Голос матери звучал непривычно, так много мольбы было в нем. Слишком многие люди хотят слишком многого. Я понимал, что им нужен кто-то, чтобы решать их проблемы, — проблемы Айвэна, моей матери, Тобиаса, Маргарет, даже моего дяди Роберта, — но я не чувствовал в себе достаточно сил, чтобы делиться ими со всеми этими людьми.
Я хотел заниматься живописью.
— Я скоро вернусь, — сказал я матери.
— Когда?
О небо, подумал я и промямлил:
— В среду ночью. Потом я позвонил Джеду.
— В замке страшный переполох, — сказал Джед.
— Из-за чего?
— Энди, юный внук Роберта, удрал с «Золотым кубком короля Альфреда».
ГЛАВА 7
Я не удержался от смеха.
— Да, разумеется, — сказал Джед. — Я так и думал, что это очень смешно.

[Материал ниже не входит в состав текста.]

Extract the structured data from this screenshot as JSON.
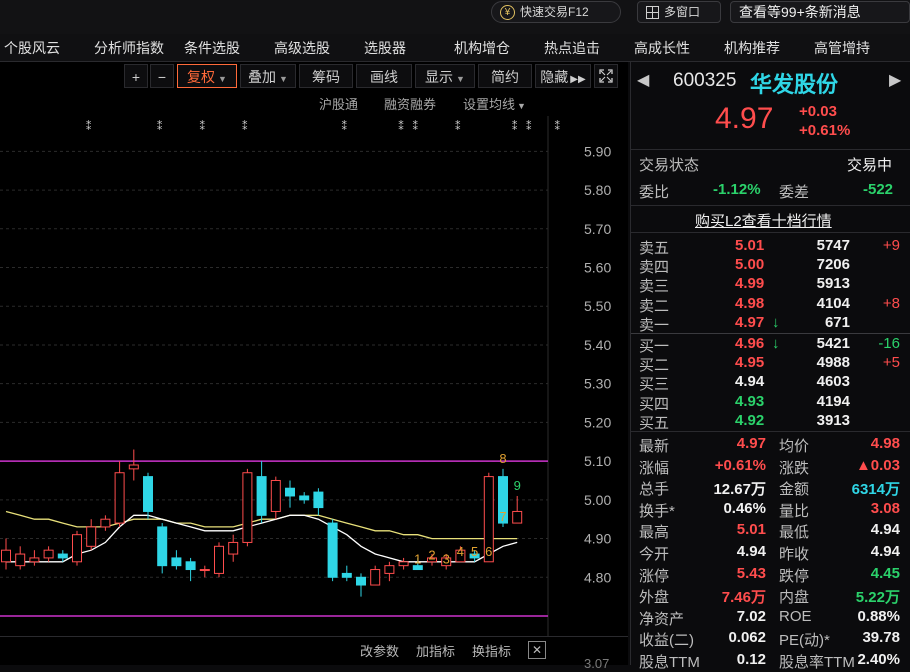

— Но как все это случилось?
Оказалось, что вскоре после возвращения Роберта и его гостей в замок на шотландский вечерний чай с горячими лепешками и кое-чем покрепче неожиданно, без предупреждения, явилась с новым визитом Зоя Ланг и привезла с собой эксперта по драгоценным камням. Ей не давала покоя мысль, объяснила доктор Ланг, что данная ею оценка кубка короля Альфреда была неполной.
Роберт, доктор Ланг, ювелир и гости все вместе вошли в столовую, так сказать, в поисках истины.
Из буфета извлекли картонную коробку и вынули из нее копии томов Диккенса, потом черную кожаную коробочку, раскрыли ее и... ничего не увидели внутри, на белой атласной подкладке.
Мой кузен Джеймс, успевший проводить семью до Глазго и вернуться обратно в замок, сразу же заявил, что спустит шкуру со своего старшего сына, ибо исчезновение кубка — дело рук Эндрю, но космический страж в этот момент был недосягаем для отца, так как ехал со своей матерью в школу закрытого типа, а в машине у матери телефона не было.
— Я приехал к Самому по делам поместья, — сказал Джед, — и слышал, как эта старая леди в довольно резкой форме говорила сэру Роберту, что ему нельзя доверять рукояти шпаги принца Карла-Эдуарда, раз уж он не в состоянии уберечь менее ценные вещи от собственного внука, а не то что от грабителей, и Сам вполне добродушно соглашался с ней, отчего она только еще больше сердилась. Во всяком случае, после ее ухода Сам велел мне позвонить тебе и спросить, стоит ли волноваться из-за Эндрю.
— Нет, не стоит.
Вздох Джеда был наполовину усмешкой.
— Я сказал Самому, что ты увез из замка одну из его старых больших сумок из охотничьей комнаты, и он весь так и просиял. Но из-за чего весь этот сыр-бор? Говорят, «Золотой кубок короля Альфреда» — приз победителю скачек. Только и всего. Он действительно такой дорогой?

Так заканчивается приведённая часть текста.